Pois bem, ao eliminar a pobreza extrema e a fome, ao elevar dezenas de milhões de excluídos à classe média, ao gerar milhões de empregos decentes e aumentar o salário-mínimo, ao abrir as portas das universidades para negros e pobres, ao multiplicar as vagas do ensino técnico e superior, entre muitas outras realizações, os governos do PT deram contribuição histórica à democracia brasileira.
Na realidade, Lula e o PT fizeram mais pela democracia brasileira que todos os outros governos somados. Fato. O resto é Power Point. Os governos que sucederam os do PT, graças a um golpe feito com o apoio dos que hoje se preocupam com a democracia da Nicarágua, implantaram, porém, um programa econômico e social, a “Pinguela para o Passado”, que enfraquece estruturalmente a democracia brasileira.

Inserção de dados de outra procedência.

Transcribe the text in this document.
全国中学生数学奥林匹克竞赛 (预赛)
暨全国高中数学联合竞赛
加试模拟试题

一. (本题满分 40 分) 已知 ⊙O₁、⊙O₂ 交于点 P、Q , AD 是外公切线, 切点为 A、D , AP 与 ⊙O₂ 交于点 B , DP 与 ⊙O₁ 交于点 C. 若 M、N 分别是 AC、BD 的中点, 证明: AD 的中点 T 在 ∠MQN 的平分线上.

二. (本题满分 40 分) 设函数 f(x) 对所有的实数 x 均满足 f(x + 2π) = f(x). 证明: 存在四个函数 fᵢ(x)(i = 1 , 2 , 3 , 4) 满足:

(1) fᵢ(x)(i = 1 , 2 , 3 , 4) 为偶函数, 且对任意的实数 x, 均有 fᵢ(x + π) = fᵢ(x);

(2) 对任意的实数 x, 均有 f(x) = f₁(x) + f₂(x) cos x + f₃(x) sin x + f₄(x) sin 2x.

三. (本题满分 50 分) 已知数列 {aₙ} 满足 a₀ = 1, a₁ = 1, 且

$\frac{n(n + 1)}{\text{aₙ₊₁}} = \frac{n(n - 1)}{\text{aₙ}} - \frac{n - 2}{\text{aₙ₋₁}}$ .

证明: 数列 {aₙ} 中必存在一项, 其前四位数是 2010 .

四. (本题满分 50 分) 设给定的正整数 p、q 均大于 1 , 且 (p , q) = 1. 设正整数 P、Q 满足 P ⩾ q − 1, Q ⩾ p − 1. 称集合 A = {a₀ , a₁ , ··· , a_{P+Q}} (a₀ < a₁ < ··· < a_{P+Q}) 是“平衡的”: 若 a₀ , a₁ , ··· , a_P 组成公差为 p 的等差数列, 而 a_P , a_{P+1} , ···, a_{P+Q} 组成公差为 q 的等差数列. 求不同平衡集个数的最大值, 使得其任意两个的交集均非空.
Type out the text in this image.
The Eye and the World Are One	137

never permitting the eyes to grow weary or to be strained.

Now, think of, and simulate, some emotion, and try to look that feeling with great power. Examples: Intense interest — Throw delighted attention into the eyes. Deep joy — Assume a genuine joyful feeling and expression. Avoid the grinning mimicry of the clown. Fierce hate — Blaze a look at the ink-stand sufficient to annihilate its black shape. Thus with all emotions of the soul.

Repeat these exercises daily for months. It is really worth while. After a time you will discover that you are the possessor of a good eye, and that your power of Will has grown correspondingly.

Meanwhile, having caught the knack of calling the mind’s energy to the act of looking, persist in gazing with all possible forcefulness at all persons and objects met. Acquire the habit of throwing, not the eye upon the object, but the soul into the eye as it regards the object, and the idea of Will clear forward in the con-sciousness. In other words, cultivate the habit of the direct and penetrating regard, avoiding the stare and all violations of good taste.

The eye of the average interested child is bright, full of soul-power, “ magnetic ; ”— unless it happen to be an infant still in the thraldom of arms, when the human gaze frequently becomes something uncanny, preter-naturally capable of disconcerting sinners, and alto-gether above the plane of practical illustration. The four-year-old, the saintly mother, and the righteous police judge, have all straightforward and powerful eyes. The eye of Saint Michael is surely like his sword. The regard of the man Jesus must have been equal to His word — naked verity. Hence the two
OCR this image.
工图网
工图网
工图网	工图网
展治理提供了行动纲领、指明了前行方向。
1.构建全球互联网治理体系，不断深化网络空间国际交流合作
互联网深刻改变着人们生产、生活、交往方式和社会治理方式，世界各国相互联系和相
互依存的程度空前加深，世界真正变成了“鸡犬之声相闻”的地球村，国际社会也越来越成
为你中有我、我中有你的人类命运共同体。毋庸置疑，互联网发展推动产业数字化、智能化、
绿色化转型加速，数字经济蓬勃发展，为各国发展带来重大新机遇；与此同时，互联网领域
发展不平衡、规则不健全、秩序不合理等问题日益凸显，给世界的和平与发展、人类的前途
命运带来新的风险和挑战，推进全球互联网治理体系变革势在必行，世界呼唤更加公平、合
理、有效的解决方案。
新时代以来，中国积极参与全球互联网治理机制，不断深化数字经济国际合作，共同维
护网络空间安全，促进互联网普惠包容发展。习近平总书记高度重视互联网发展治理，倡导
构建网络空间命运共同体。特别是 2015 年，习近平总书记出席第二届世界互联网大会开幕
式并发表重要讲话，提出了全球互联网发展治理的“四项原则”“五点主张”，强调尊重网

A atual crise mundial das democracias, da política e dos sistemas de representação se origina no fracasso monumental do modelo neoliberal, que gera desigualdade, desemprego e precariedade laboral, pobreza, destruição de direitos, anomia social, desencanto, desesperança e ódio. Isso cria o caldo de cultura no qual nadam os neofascistas, como Trump, Bolsonaro, Orbán e tantos outros.
Preocupado com essa tendência destrutiva, o PT apresentou o “Plano de Reconstrução e Transformação do Brasil”, em setembro do ano passado. Amplamente ignorado por nossos “democratas”, tal plano propõe medidas e políticas concretas e exequíveis para tirar o Brasil da presente crise e reconstruir as bases econômicas e sociais do aprofundamento da democracia brasileira. Além disso, o plano propõe medidas específicas para tal aprofundamento, como a implantação de mecanismos de democracia direta no país.
Em contraste, a “terceira via”, preocupada com a democracia nicaraguense, mas insensível à democracia do Brasil, insiste no modelo da “Pinguela para o Passado”, o qual inexoravelmente enfraquecerá ainda mais a democracia brasileira.
A bem da verdade, nossas oligarquias nunca tiveram compromisso firme com a democracia. Sempre foi muito mais com as aparências — às vezes, nem isso —, não com uma democracia real e substantiva. Com uma democracia para todos.
Nossas oligarquias, assim como o Departamento de Estado dos EUA, têm um comportamento hipócrita e cínico, em relação à democracia, aos direitos humanos e à corrupção. Esses temas são frequentemente instrumentalizados para perseguir adversários políticos. No caso das nossas oligarquias, adversários internos. No caso dos EUA, adversários externos.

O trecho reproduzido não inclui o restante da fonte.